Which fat blockers are available?
The only “real” fat blocker is the active ingredient Orlistat. It is offered in different dosages and therefore carries different trade names: Among the drugs that advertise as fat blockers is a product known under the trade name Formoline ®.
- Xenical ®
- Orlistat ®
- Alli Orlistat ®
Xenical contains the active ingredient Orlistat in the highest dosage available on the pharmaceutical market.
The drug contains 120 mg orlistat. It should be taken 3 capsules a day with main meals with some water. It should be used in conjunction with a low calorie diet with a BMI of at least 30 kg/m2 or overweight with risk factors such as diabetes mellitus with a BMI of at least 28 kg/m2. Xenical is available in packages of 42 or 84 pieces. The drug is only available on prescription, but only a private prescription can be issued, not a health insurance prescription, so in most cases the costs are borne by the patient.

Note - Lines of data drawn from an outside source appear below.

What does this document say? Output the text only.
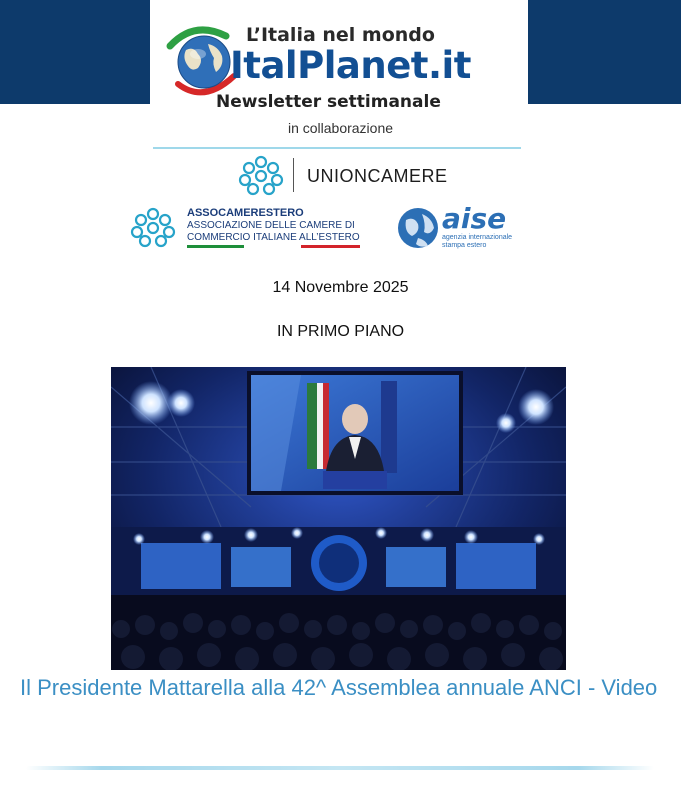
L’Italia nel mondo
ItalPlanet.it
Newsletter settimanale
in collaborazione
UNIONCAMERE
ASSOCAMERESTERO
ASSOCIAZIONE DELLE CAMERE DI
COMMERCIO ITALIANE ALL’ESTERO
aise
agenzia internazionale
stampa estero
14 Novembre 2025
IN PRIMO PIANO
Il Presidente Mattarella alla 42^ Assemblea annuale ANCI - Video
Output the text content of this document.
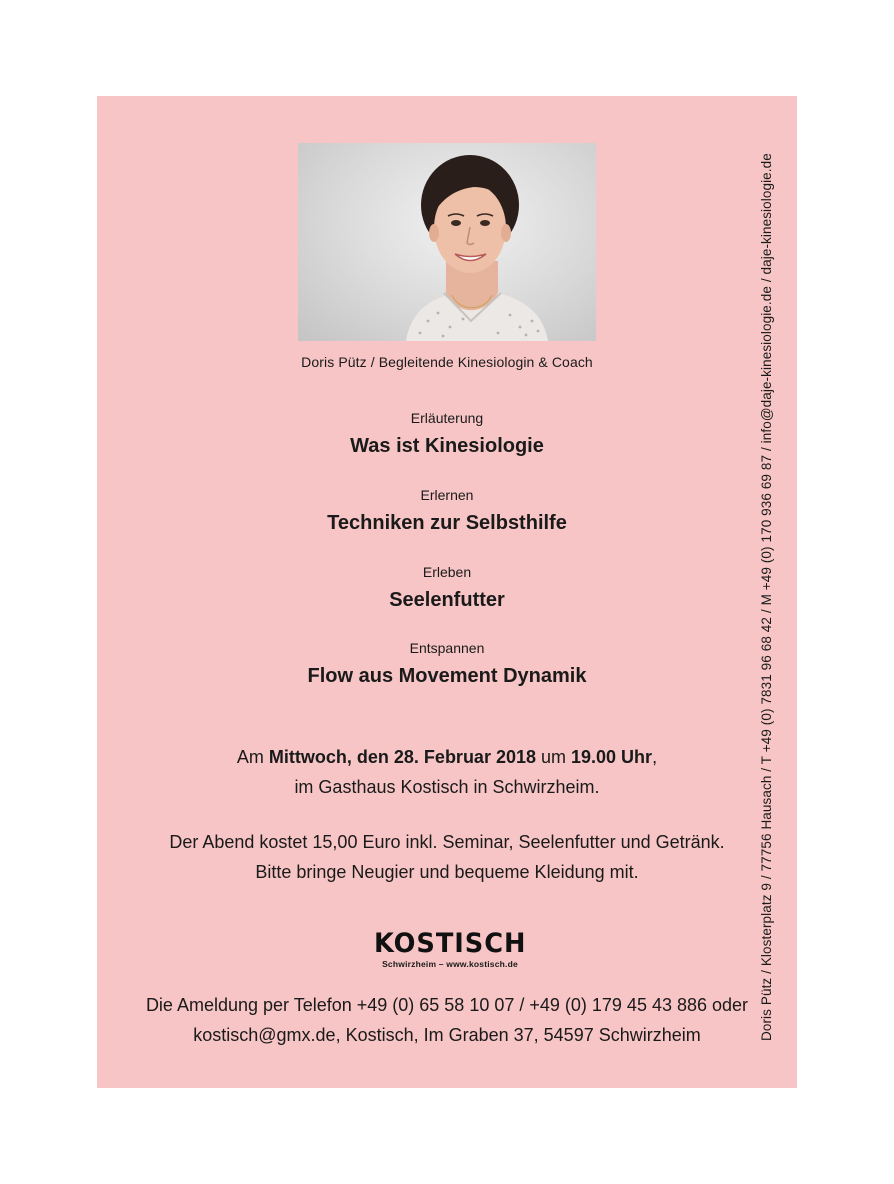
Doris Pütz / Begleitende Kinesiologin & Coach
Erläuterung
Was ist Kinesiologie
Erlernen
Techniken zur Selbsthilfe
Erleben
Seelenfutter
Entspannen
Flow aus Movement Dynamik
Am Mittwoch, den 28. Februar 2018 um 19.00 Uhr,
im Gasthaus Kostisch in Schwirzheim.
Der Abend kostet 15,00 Euro inkl. Seminar, Seelenfutter und Getränk.
Bitte bringe Neugier und bequeme Kleidung mit.
KOSTISCH
Schwirzheim – www.kostisch.de
Die Ameldung per Telefon +49 (0) 65 58 10 07 / +49 (0) 179 45 43 886 oder
kostisch@gmx.de, Kostisch, Im Graben 37, 54597 Schwirzheim	Doris Pütz / Klosterplatz 9 / 77756 Hausach / T +49 (0) 7831 96 68 42 / M +49 (0) 170 936 69 87 / info@daje-kinesiologie.de / daje-kinesiologie.de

Are fat blockers available only on prescription?
The only actual fat blocker currently available on the market with the active ingredient orlistat is not available on prescription in low dosages (60 mg). In higher dosages (120 mg), however, it is only available on prescription. However, no health insurance prescription can be issued, as the costs have to be paid by the patient himself. Therefore only a private prescription is issued.